Par rapport à la voie ouverte par le Président Macron, son adversaire en finale, Marine Le Pen, s’est trouvée sensiblement un ton en dessous. Pour le Front National, la principale action qui s’inscrit dans une logique de marketing a consisté à remplacer le fondateur par une de ses enfants. Il est en effet douteux qu’un désaccord majeur oppose les deux Le Pen. En revanche, là où le père se montrait provocateur, jouant à se faire détester en particulier à travers ses formules scandaleuses, la fille s’est efforcée de rendre les positions du parti plus acceptables, de gommer les aspérités… sauf durant le débat. Il était difficile d’arriver à mieux : quand le défi est d’attirer les mécontents de tous les bords, il n’existe pas de panacée en termes de communication, à part mettre la balle dans le camp de la concurrence en évitant de s’expliquer précisément sur son propre programme. Concernant Internet et les réseaux sociaux, s’il est impossible de retracer l’origine des rumeurs et « fake news », des études indiquent que les cercles d’extrême-droite en ont été des relais énergiques. Au final, rien de bien fameux.

Le cas de Jean-Luc Mélenchon est beaucoup plus piquant. Son parcours personnel témoigne d’un intérêt constant pour les innovations technologiques. Son « 3615 code Tonton », service Minitel au service de François Mitterrand, a marqué les esprits. Sa chaîne Youtube, avec plus de 350 000 abonnés, aussi bien que son hologramme peuvent être certes perçus davantage comme un outil permettant au chef de se trouver en contact avec les masses, cela dans des formats qui lui conviennent mieux – ses interventions sont restées tout de même plus courtes que les discours de Fidel Castro. Néanmoins, le marketing politique a conduit Jean-Luc Mélenchon à modifier son image auprès du public.

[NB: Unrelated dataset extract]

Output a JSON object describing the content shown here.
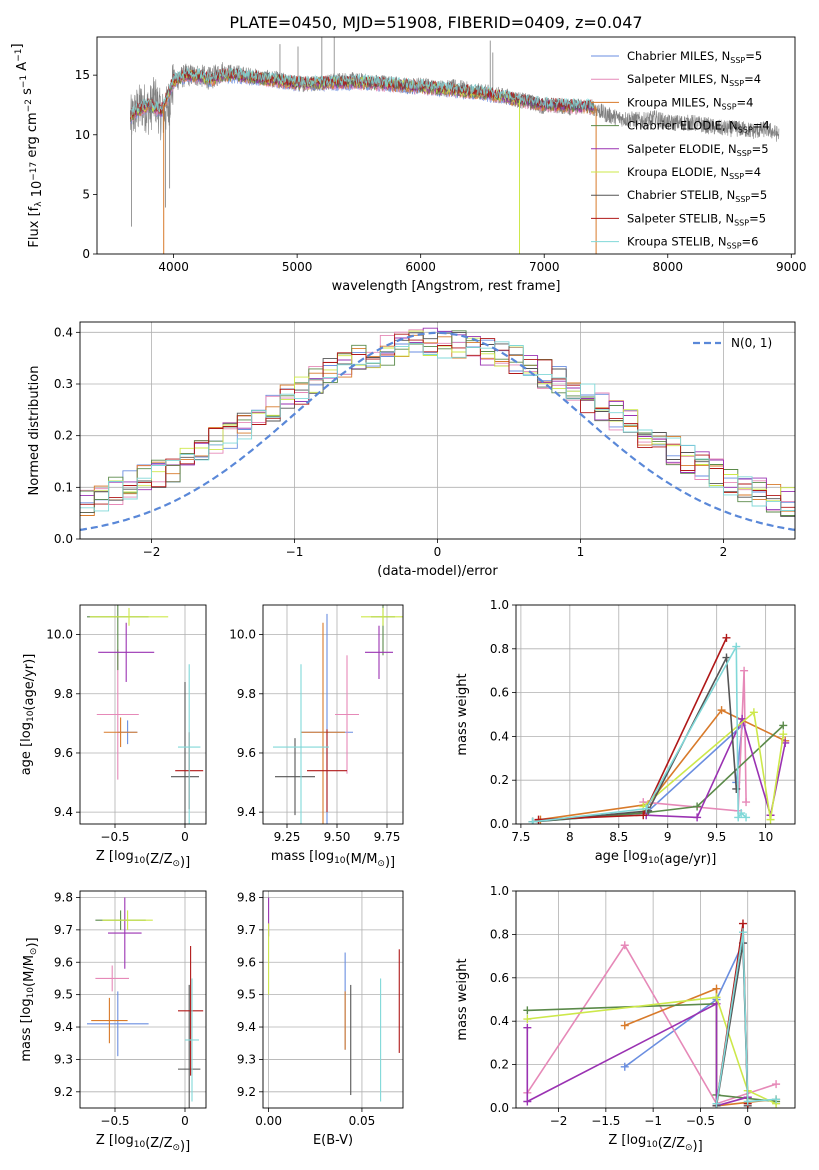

Il n’était plus question d’incarner le bruit et la fureur qui, à l’évidence, suscitaient une forte réticence auprès de nombre d’électeurs. Le candidat s’est mué en gentil pédagogue, admirable d’éloquence. Son « Allez, viennent les jours heureux et le goût du bonheur » tendrait à faire passer « Le temps des cerises » pour une simple escapade bucolique. L’idée était d’avancer masqué. Sa mauvaise réception des résultats a confirmé que, sur le fond, l’homme n’avait pas varié d’un iota.

Au final, si l’on se souvient que le gagnant est souvent imité, Emmanuel Macron a peut-être semé les germes d’une nouvelle vision de la politique, plus entrepreneuriale. Les pisse-vinaigre jugeront peut-être l’évolution déplorable. Il n’est pas certain que les philosophes de la Grèce antique leur auraient donné complètement tort. Un citoyen se déplacerait-il pour voter s’il agissait d’élire le responsable marketing de son entreprise ou son directeur général ? Ce possible tournant suggère en réalité deux interprétations. A travers le dévoiement de la vie politique, l’une débouche effectivement sur un profond pessimisme. Mais l’autre n’est-elle pas annonciatrice de surlendemains qui chantent ? Et si, justement, la convergence entre économie et politique s’opérait au profit de la première ? Et si, en entreprise, les salariés étaient amenés à élire leurs dirigeants, comme dans les SCOP ?

Conseil de lecture :

René Goscinny et Albert Uderzo, La zizanie, Paris, Hachette,2005.

Alexandre Hiam et Benoît Heilbrunn, Le marketing pour les nuls, Paris, First, 2016.